Therefore, from the said judgment of this Court, it is clear that as per the terms of the hire-purchase agreement where the vehicle is leased to a hirer, the ownership of the vehicle continues with the lessor/financier of the vehicle. In the instant case also, though the registration certificate stands in the name of the fourth respondent, the ownership of the vehicle continued with the financier. Further, as rightly pointed out by Mr. Manjunath, it is also necessary to notice the distinction between the provisions contained in Section 50 which provides for transfer of the ownership of a vehicle and the provisions contained in Sub-section (5) of Section 51 of the Act. Section 50 of the Act provides for the steps to be taken by the transferor and the transferee for transfer of ownership of the vehicle from one person to another on various circumstances set out in the said section. Section 51 is a special provision made regarding
motor vehicle subject to hire-purchase agreement. Sub-section (1) of Section 51 provides that where an application for registration of a motor vehicle which is held under a hire-purchase agreement or hypothecation agreement is made, the registering authority should make an entry in the certificate of registration regarding the existence of the said agreement. Sub-section (3) of Section 51 provides for cancellation of the entry made regarding the hire-purchase agreement in the registration certificate on proof of termination of the said agreement. Sub-section (5) of Section 51 provides for cancellation of the certificate of registration earlier issued in the name of a person and issue of fresh registration certificate in the name of the person with whom the registered owner has entered into an agreement of hire-purchase. It is useful to extract subsection (5) of Section 51 which reads as hereunder.-

“(5) Where the person whose name has been specified in the certificate of registration as the person with whom the registered owner has entered into the said agreement, satisfies the registering authority that he has taken possession of the vehicle from the registered owner owing to the default of the registered owner under the provisions of the said agreement and that the registered owner refuses to deliver the certificate of registration or has absconded, such authority may, after giving the registered owner an opportunity to make such representation as he may wish to make by sending to him a notice by registered post acknowledgement due at his address entered in the certificate of registration and notwithstanding that the certificate of registration is not produced before it, cancel the certificate and issue a fresh certificate of registration in the name of the person with whom the registered owner has entered into the said agreement:

Provided that a fresh certificate of registration shall not be issued in respect of a motor vehicle, unless such person pays the prescribed fee:

Provided further that a fresh certificate of registration issued in respect of a motor vehicle, other than a transport vehicle, shall be valid only for the remaining period for which the certificate cancelled under this sub-section would have been in force”.

10. Rule 55 of the Central Motor Vehicles Rules, 1989 provides for the procedure to be followed in the case of transfer of registration certificate.

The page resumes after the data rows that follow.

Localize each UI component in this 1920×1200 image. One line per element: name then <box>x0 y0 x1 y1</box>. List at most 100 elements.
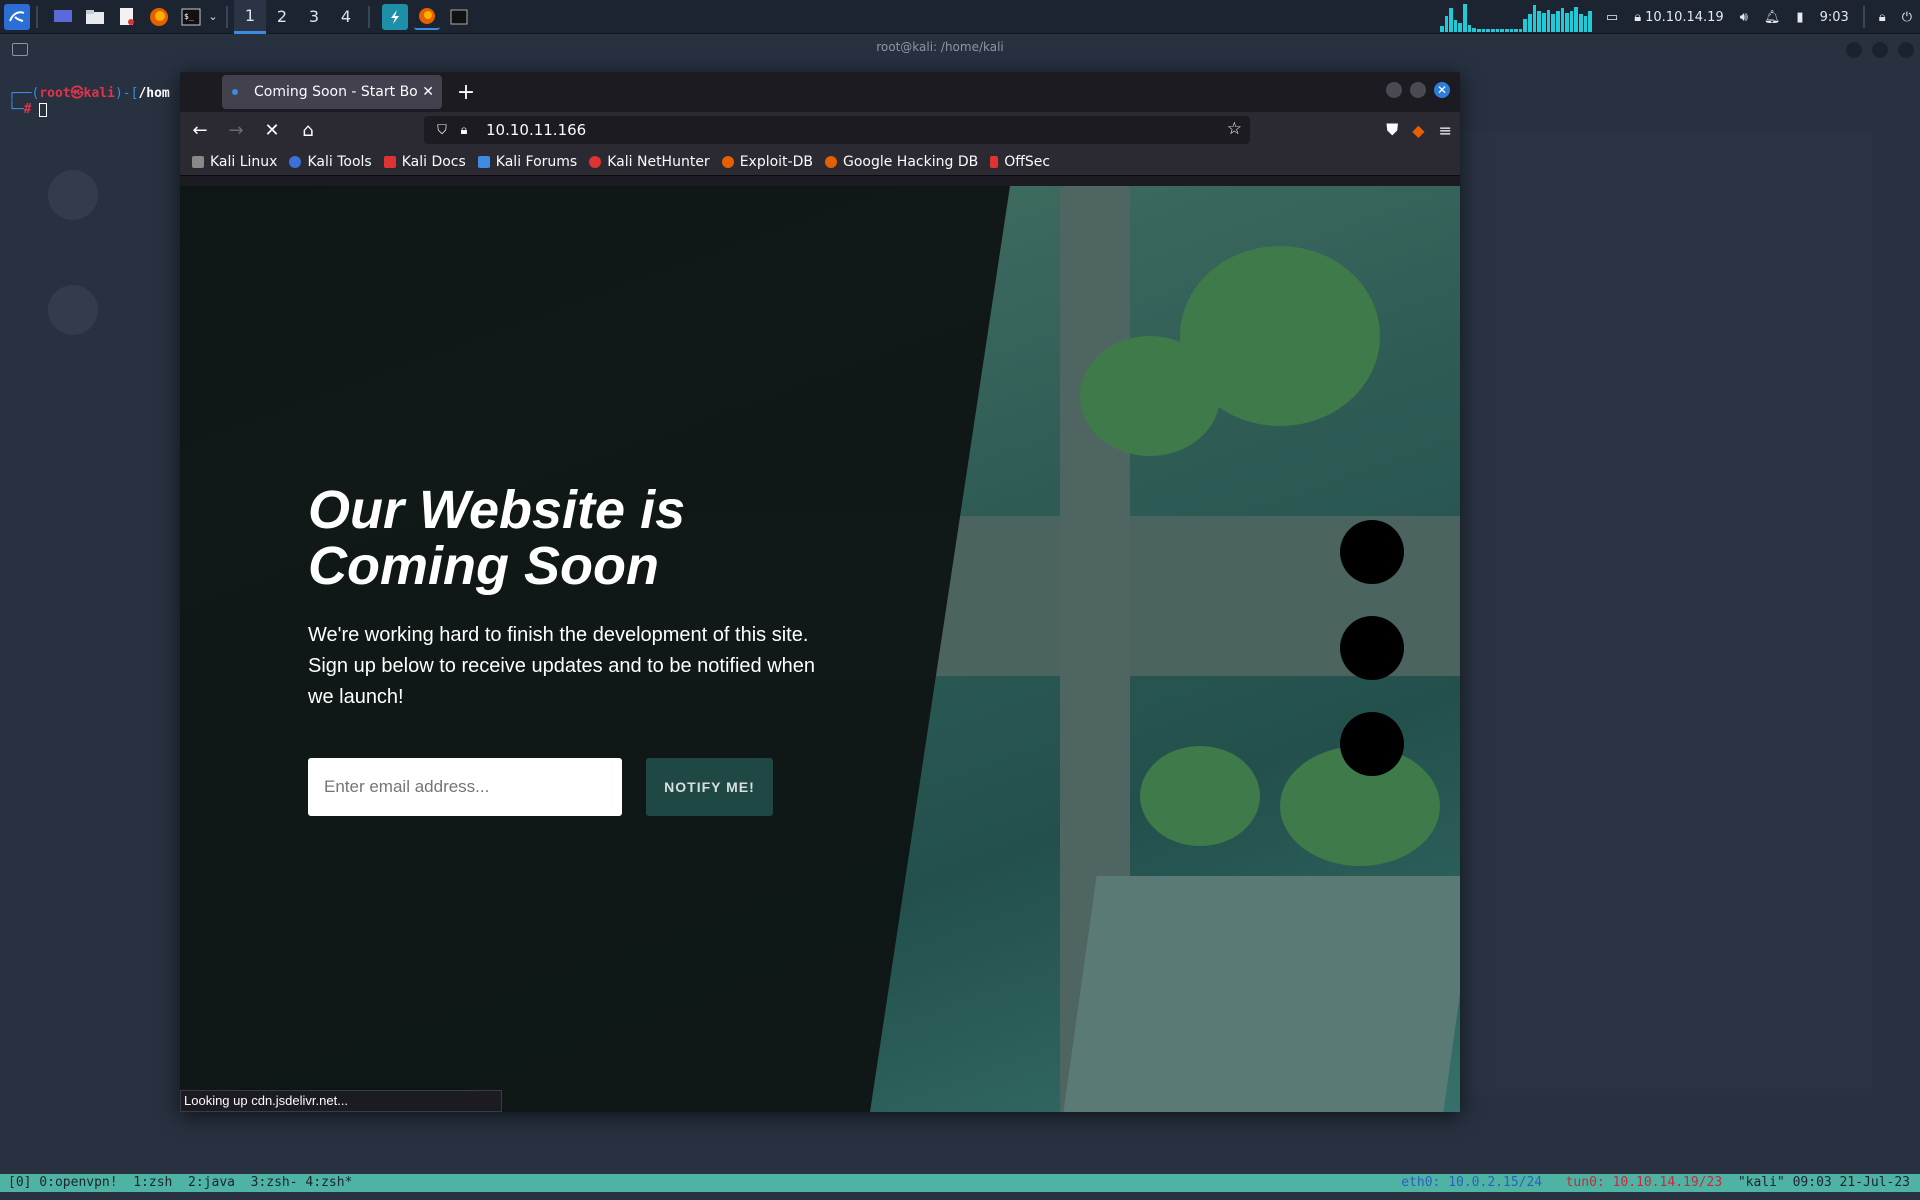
loading-icon <box>232 89 238 95</box>
maximize-button[interactable] <box>1410 82 1426 98</box>
tmux-status-right: eth0: 10.0.2.15/24 tun0: 10.10.14.19/23 … <box>1401 1174 1910 1192</box>
social-icon-2[interactable] <box>1340 616 1404 680</box>
social-icon-1[interactable] <box>1340 520 1404 584</box>
stop-button[interactable]: ✕ <box>256 115 288 145</box>
email-input[interactable] <box>308 758 622 816</box>
separator <box>36 5 38 28</box>
terminal-window-controls[interactable] <box>1846 42 1914 58</box>
vpn-ip: 🔒︎ 10.10.14.19 <box>1626 0 1732 34</box>
hamburger-menu-icon[interactable]: ≡ <box>1439 121 1452 140</box>
eth0-label: eth0: <box>1401 1175 1441 1190</box>
firefox-window-icon[interactable] <box>414 4 440 30</box>
extension-fox-icon[interactable]: ◆ <box>1412 121 1424 140</box>
prompt-path: /hom <box>138 86 170 101</box>
file-manager-icon[interactable] <box>82 4 108 30</box>
trees <box>1140 746 1260 846</box>
text-editor-icon[interactable] <box>114 4 140 30</box>
notification-icon[interactable]: 🔔︎ <box>1756 0 1789 34</box>
forward-button[interactable]: → <box>220 115 252 145</box>
kali-menu-icon[interactable] <box>4 3 30 30</box>
bookmark-label: Kali NetHunter <box>607 153 710 170</box>
page-heading: Our Website is Coming Soon <box>308 480 686 596</box>
page-description: We're working hard to finish the develop… <box>308 624 816 708</box>
bookmark-kali-docs[interactable]: Kali Docs <box>383 153 466 170</box>
hero-section: Our Website is Coming Soon We're working… <box>308 482 828 713</box>
ghdb-icon <box>824 155 837 168</box>
burp-icon[interactable] <box>382 3 408 30</box>
workspace-4[interactable]: 4 <box>330 0 362 34</box>
back-button[interactable]: ← <box>184 115 216 145</box>
display-icon[interactable]: ▭ <box>1598 0 1626 34</box>
kali-docs-icon <box>383 155 396 168</box>
bookmark-label: Kali Linux <box>210 153 278 170</box>
social-icon-3[interactable] <box>1340 712 1404 776</box>
url-bar[interactable]: ⛉ 🔒︎ 10.10.11.166 ☆ <box>424 116 1250 144</box>
bookmark-kali-linux[interactable]: Kali Linux <box>192 154 277 170</box>
terminal-window-icon[interactable] <box>446 4 472 30</box>
bookmark-star-icon[interactable]: ☆ <box>1227 119 1242 139</box>
terminal-prompt: ┌──(root㉿kali)-[/hom └─# <box>8 86 170 117</box>
bookmark-label: OffSec <box>1004 153 1051 170</box>
desktop-icon[interactable] <box>50 4 76 30</box>
bookmark-offsec[interactable]: OffSec <box>990 154 1050 170</box>
lock-screen-icon[interactable]: 🔒︎ <box>1871 0 1894 34</box>
svg-text:$_: $_ <box>184 12 194 21</box>
tun0-label: tun0: <box>1565 1175 1605 1190</box>
prompt-hash: # <box>23 102 32 117</box>
power-icon[interactable]: ⏻ <box>1894 0 1920 34</box>
terminal-icon[interactable]: $_ <box>178 4 204 30</box>
close-tab-icon[interactable]: ✕ <box>422 84 434 100</box>
firefox-icon[interactable] <box>146 4 172 30</box>
bookmark-kali-forums[interactable]: Kali Forums <box>477 154 577 170</box>
bookmark-kali-tools[interactable]: Kali Tools <box>289 153 372 170</box>
host-time: "kali" 09:03 21-Jul-23 <box>1737 1175 1910 1190</box>
bookmark-exploit-db[interactable]: Exploit-DB <box>721 153 813 170</box>
chevron-down-icon[interactable]: ⌄ <box>206 4 220 30</box>
close-window-button[interactable]: ✕ <box>1434 82 1450 98</box>
eth0-value: 10.0.2.15/24 <box>1448 1175 1543 1190</box>
bookmark-label: Google Hacking DB <box>842 153 979 170</box>
bookmark-google-hacking-db[interactable]: Google Hacking DB <box>824 153 979 170</box>
workspace-2[interactable]: 2 <box>266 0 298 34</box>
volume-icon[interactable]: 🔊︎ <box>1732 0 1756 34</box>
minimize-button[interactable] <box>1386 82 1402 98</box>
battery-icon[interactable]: ▮ <box>1788 0 1811 34</box>
bookmark-label: Kali Docs <box>401 153 466 170</box>
window-controls: ✕ <box>1386 82 1450 98</box>
page-viewport: Our Website is Coming Soon We're working… <box>180 186 1460 1112</box>
lock-icon[interactable]: 🔒︎ <box>454 123 474 138</box>
bookmark-label: Kali Tools <box>307 153 372 170</box>
building <box>1063 876 1460 1112</box>
exploit-db-icon <box>721 155 734 168</box>
bookmark-kali-nethunter[interactable]: Kali NetHunter <box>589 153 710 170</box>
home-desktop-icon[interactable] <box>48 285 98 335</box>
terminal-title: root@kali: /home/kali <box>876 40 1004 54</box>
separator <box>1862 6 1865 28</box>
bookmark-label: Exploit-DB <box>739 153 813 170</box>
signup-form: NOTIFY ME! <box>308 758 773 816</box>
kali-forums-icon <box>477 155 490 168</box>
shield-icon[interactable]: ⛉ <box>432 123 452 138</box>
tmux-status-bar: [0] 0:openvpn! 1:zsh 2:java 3:zsh- 4:zsh… <box>0 1174 1920 1192</box>
lock-icon: 🔒︎ <box>1634 9 1642 25</box>
tab-coming-soon[interactable]: Coming Soon - Start Boot ✕ <box>222 75 442 109</box>
kali-tools-icon <box>289 155 302 168</box>
system-tray: ▭ 🔒︎ 10.10.14.19 🔊︎ 🔔︎ ▮ 9:03 🔒︎ ⏻ <box>1439 0 1920 34</box>
pocket-icon[interactable]: ⛊ <box>1386 120 1398 140</box>
workspace-1[interactable]: 1 <box>234 0 266 34</box>
notify-button[interactable]: NOTIFY ME! <box>646 758 773 816</box>
workspace-3[interactable]: 3 <box>298 0 330 34</box>
prompt-user: root <box>39 86 71 101</box>
prompt-host: kali <box>83 86 115 101</box>
clock[interactable]: 9:03 <box>1812 0 1857 34</box>
home-button[interactable]: ⌂ <box>292 115 324 145</box>
new-tab-button[interactable]: + <box>454 80 478 105</box>
nethunter-icon <box>589 155 602 168</box>
tmux-windows[interactable]: [0] 0:openvpn! 1:zsh 2:java 3:zsh- 4:zsh… <box>0 1174 352 1192</box>
trees <box>1080 336 1220 456</box>
top-panel: $_ ⌄ 1 2 3 4 ▭ 🔒︎ 10.10.14.19 🔊︎ 🔔︎ ▮ 9:0… <box>0 0 1920 34</box>
separator <box>368 5 370 28</box>
url-text[interactable]: 10.10.11.166 <box>486 121 586 139</box>
prompt-at: ㉿ <box>70 86 84 101</box>
file-system-desktop-icon[interactable] <box>48 170 98 220</box>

Rule 61 of the said Rules provides for issue of fresh registration certificate in cases of hire-purchase agreements entered into between the parties. Insofar as the case of transfer falling under Section 50 of the Motor Vehicles Act read with Rule 55 is concerned, both the transferor and the transferee are required to make an application in Form 30. However, in the case of issue of fresh registration certificate, after cancelling the original registration certificate issued, an application is required to be made in Form No. 36 and the said application is required to be made only by the financier. It is useful to extract the said form.

“FORM 36

[See Rule 61(2)]
Application for issue of a fresh certificate of registration in the
name of the financier

To

The Registering Authority

I/We, ….. (Financier) have taken possession of motor vehicle
No. ….. Make. ….. Model. ….. owing to the default of
the registered owner. ….. (Name). …..

….. (full address) under the provisions of the agreement of
hire-purchase/lease/hypothecation:

*(1) The certificate of registration of the said vehicle is surrendered herewith.

(2) The registered owner has refused to deliver the certificate to me/us.

(3) The registered owner is absconding.

I/We request you to cancel the certificate and issue a fresh certificate of registration in my/our name.

I/We enclose a fee of Rs …..

  Date ....                   Signature of the financier 
 

 Specimen signatures of the financier: 1. .... 
 

 Copy to the original registering authority 
 

 *Strike out whichever is inapplicable".   
 

The Form 36 referred to above makes it clear that the certificate of registration of a vehicle which is the subject-matter of hire-purchase agreement is surrendered to the registering authority for the purpose of cancellation of certificate of registration and for the purpose of issue of a fresh certificate of registration in the name of the financier. Therefore, the composite reading of Section 50, Sub-section (5) of Section 51 and Rules 55 and 61 of the Central Motor Vehicles Rules make it clear that there is a distinction between transfer of ownership of the vehicle in the cases falling under Section 50 and issue of a fresh registration certificate after the cancellation of the original registration certificate falling under Sub-section (5) of Section 51. Under these circumstances, as noticed by me earlier, the question is whether the provisions of Article 20(3)(a) of the Stamp Act can be made applicable in cases falling under Sub-section (5) of Section 51 of the Act? In my view, the said provision is not attracted in cases where fresh certificate of registration is issued after cancelling the original certificate of registration. It is useful to extract Article 20(3)(a) of the Stamp Act which reads as hereunder.-

“(3)(a) If relating to the transfer of ownership of motor vehicle registered or deemed to have been registered under the Motor Vehicles Act, 1988 (Central Act 59 of 1988).

… .Two rupees for every rupees
one hundred or part thereof”.

The language employed in clause (3) makes it clear that it is only in the case of transfer, the stamp duty is made leviable. In my view, in the case of the hire-purchase agreement, the ownership of the vehicle as laid down by this Court in Shriram Transport Finance Company Limited’s case, supra, continues with the financier. Sub-section (5) of Section 51 only provides for issue of a fresh registration certificate after cancellation of the registration certificate originally issued in the name of the hirer. There is no transfer of ownership of the vehicle from one person to the other. Therefore, in my considered view, in a case of hire-purchase agreement, the provisions contained in Article 20(3)(a) cannot be made applicable and the financier cannot be asked to pay the stamp duty prescribed under Article 20(3)(a) of the Stamp Act.

11. Therefore, in the light of the discussion made above, the notice, Annexure-G, dated 20th October 1997 is liable to be quashed. Accordingly, it is quashed. Since during the pendency of this writ petition, the petitioner has paid the stamp duty and obtained a fresh certificate of registration in terms of Section 51 of the Act, a direction is required to be issued to the respondents only to refund the said stamp duty to the petitioner, which he had paid. The respondents shall do so within four weeks from the date of receipt of a copy of this order.

12. In terms stated above, this petition is allowed and disposed off. Rule issued is made absolute. However, no order is made as to costs.

13. Sri B.H. Satish, learned Government Pleader is permitted to file memo of appearance for respondents within four weeks.